Actually, they’re already here in large numbers.
Some translators continue to assert that AI can be useful to a translator as a tool to survive. And translation organizations—sadly even the ones ostensibly controlled by practictioners rather than agencies—are doing little to dissuade freelancers from this delusion.
These AI toolist translators and their organizations either don’t understand—I doubt that such stupidity is the reason—or find it too painful to admit that the long-standing structure of the translation business for freelancers effectively precludes almost all freelancers from effective survival strategies to enable them to continue translating, AI use or not, because the only clients most can acquire are already using AI to replace them. Other clients are essentially not available to most freelancers.
Specifically, although it shouldn’t even need to be mentioned at this point—go ahead and wonder why I mention it—the freelance translation world is a two-tiered brokered business, in which freelance translators don’t have (and many freelancers have enjoyed not having to have) access to and interaction with the entities that will not be using AI for at least a short while yet to replace them. Most of those entities are not in the translation business, although even they will become rarer as things progress.

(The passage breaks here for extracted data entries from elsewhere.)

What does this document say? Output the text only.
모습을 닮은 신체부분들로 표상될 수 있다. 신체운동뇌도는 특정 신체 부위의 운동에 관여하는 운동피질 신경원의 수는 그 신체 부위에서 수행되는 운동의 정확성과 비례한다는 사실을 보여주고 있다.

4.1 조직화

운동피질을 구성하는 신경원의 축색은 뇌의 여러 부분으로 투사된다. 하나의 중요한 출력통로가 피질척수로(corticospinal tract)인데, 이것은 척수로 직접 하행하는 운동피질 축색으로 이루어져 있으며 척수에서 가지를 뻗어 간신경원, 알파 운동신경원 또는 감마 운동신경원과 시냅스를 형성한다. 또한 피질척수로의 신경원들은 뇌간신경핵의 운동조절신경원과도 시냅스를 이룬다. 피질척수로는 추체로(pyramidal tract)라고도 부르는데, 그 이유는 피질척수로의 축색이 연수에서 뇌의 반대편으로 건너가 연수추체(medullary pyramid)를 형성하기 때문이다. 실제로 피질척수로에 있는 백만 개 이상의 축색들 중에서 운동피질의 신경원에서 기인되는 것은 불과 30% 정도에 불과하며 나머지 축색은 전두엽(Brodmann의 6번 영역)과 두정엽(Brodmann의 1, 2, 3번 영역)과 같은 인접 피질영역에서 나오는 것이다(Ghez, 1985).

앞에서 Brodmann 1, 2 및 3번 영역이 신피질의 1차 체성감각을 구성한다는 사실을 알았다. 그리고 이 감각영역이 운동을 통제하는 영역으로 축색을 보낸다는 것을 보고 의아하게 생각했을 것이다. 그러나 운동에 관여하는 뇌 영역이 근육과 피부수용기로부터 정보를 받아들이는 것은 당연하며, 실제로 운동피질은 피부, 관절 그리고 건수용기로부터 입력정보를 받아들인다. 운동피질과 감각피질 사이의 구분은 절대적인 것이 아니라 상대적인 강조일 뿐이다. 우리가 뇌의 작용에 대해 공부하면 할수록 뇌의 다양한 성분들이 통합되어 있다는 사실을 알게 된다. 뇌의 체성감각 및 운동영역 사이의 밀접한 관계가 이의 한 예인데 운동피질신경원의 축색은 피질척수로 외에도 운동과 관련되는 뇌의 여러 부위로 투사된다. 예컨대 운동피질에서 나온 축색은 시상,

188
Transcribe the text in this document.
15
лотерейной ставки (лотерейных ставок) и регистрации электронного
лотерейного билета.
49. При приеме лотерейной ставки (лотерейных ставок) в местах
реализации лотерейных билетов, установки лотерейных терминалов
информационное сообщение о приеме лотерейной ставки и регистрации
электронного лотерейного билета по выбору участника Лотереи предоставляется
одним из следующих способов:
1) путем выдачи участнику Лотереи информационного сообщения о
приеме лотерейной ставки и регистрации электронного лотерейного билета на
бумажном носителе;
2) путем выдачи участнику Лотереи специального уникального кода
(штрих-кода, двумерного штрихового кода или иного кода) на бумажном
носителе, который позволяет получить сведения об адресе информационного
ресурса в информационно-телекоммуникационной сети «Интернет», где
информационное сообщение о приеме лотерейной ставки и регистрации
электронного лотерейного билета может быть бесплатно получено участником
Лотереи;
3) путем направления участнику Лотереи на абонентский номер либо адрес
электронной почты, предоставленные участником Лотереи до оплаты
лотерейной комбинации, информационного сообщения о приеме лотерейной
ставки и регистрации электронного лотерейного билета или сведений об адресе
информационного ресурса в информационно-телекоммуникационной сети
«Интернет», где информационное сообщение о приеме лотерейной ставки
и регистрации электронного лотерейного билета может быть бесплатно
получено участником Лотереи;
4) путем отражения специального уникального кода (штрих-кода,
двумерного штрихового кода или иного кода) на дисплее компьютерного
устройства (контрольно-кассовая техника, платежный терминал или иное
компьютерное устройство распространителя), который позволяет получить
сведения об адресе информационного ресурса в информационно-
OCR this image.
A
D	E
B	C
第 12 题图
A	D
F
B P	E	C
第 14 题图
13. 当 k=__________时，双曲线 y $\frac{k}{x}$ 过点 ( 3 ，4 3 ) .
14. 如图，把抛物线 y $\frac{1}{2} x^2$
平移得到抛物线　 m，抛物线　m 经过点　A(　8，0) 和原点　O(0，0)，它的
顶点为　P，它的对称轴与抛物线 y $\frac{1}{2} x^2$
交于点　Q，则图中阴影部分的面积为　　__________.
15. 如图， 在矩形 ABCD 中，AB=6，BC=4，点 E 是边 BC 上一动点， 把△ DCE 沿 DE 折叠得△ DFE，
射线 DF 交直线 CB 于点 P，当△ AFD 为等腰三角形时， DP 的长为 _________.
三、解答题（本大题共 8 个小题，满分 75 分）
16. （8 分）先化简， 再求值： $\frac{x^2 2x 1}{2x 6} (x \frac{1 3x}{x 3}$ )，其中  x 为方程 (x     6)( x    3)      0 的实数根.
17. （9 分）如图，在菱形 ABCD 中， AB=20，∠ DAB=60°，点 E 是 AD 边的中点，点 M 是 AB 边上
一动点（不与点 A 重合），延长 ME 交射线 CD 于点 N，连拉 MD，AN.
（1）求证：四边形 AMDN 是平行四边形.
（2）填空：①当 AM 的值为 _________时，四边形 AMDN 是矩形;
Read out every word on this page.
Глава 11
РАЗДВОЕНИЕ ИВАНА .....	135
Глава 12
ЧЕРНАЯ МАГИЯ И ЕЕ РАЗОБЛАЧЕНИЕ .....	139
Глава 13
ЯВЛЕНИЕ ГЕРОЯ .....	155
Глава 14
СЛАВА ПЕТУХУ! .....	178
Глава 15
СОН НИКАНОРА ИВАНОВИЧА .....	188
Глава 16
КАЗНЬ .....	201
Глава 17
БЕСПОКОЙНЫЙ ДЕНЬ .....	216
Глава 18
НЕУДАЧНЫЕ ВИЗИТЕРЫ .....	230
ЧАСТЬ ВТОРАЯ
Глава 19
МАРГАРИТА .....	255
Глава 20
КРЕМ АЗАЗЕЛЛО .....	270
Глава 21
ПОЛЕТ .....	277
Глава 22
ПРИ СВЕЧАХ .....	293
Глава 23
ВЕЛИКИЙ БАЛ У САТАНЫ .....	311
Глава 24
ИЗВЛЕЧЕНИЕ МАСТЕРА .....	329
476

Technologies introduced decades ago—I’m, of course, not talking about AI—welcomed and nurtured a population of freelance translators uniquely unsuited to survive. Remote work is one reason. That has enabled working isolated and protected from interaction with anyone who can judge qualifications and skills. Clients are allowed to believe that the translation process is a black box, although they are very often also led to believe that there are thousands of expert translators in the box, which they are not allowed to peek into.
Yet another aspect of the crisis is that the population of translators that was nurtured by technology that enabled remote work is one that is heavily populated by people who don’t like interacting with other human beings to start with. That is a death sentence in a situation where you need to develop clients other than those in the translation business, particularly those in Japan, although direct interaction with translation consumers, regardless of their location, is the best way to convince them that you’re just not another broker but an actual professional practitioner.
Faced with this environment, in-house work is arguably one survival path. That said, it most often requires being close to where the work is. Many people are not close to where the work is, and in fact may probably enjoy being distant from where the work is. Additionally, there will be not nearly enough in-house positions—and there are almost no in-house translator positions in translation companies—to satisfy people who wish to translate for a living.
The other path for people who can do it is to go back to school or somehow otherwise obtain a knowledge base and skill set that is not related to translation or language and would be the basis of a career even without translation. Translation and language alone are not going to provide a career path. That has ended, unless you wish to remain in academia and train yet more people who won’t have careers as translators waiting for them upon graduation.
In 2019, I made a substantial presentation at IJET-30 in Cairns on the theme of how to break out of the second tier, which works for translation-brokering agencies. At the time, however, I didn’t realize how prescient it was to turn out to be, now that freelancing on the second tier is no longer viable for people who want to continue translating.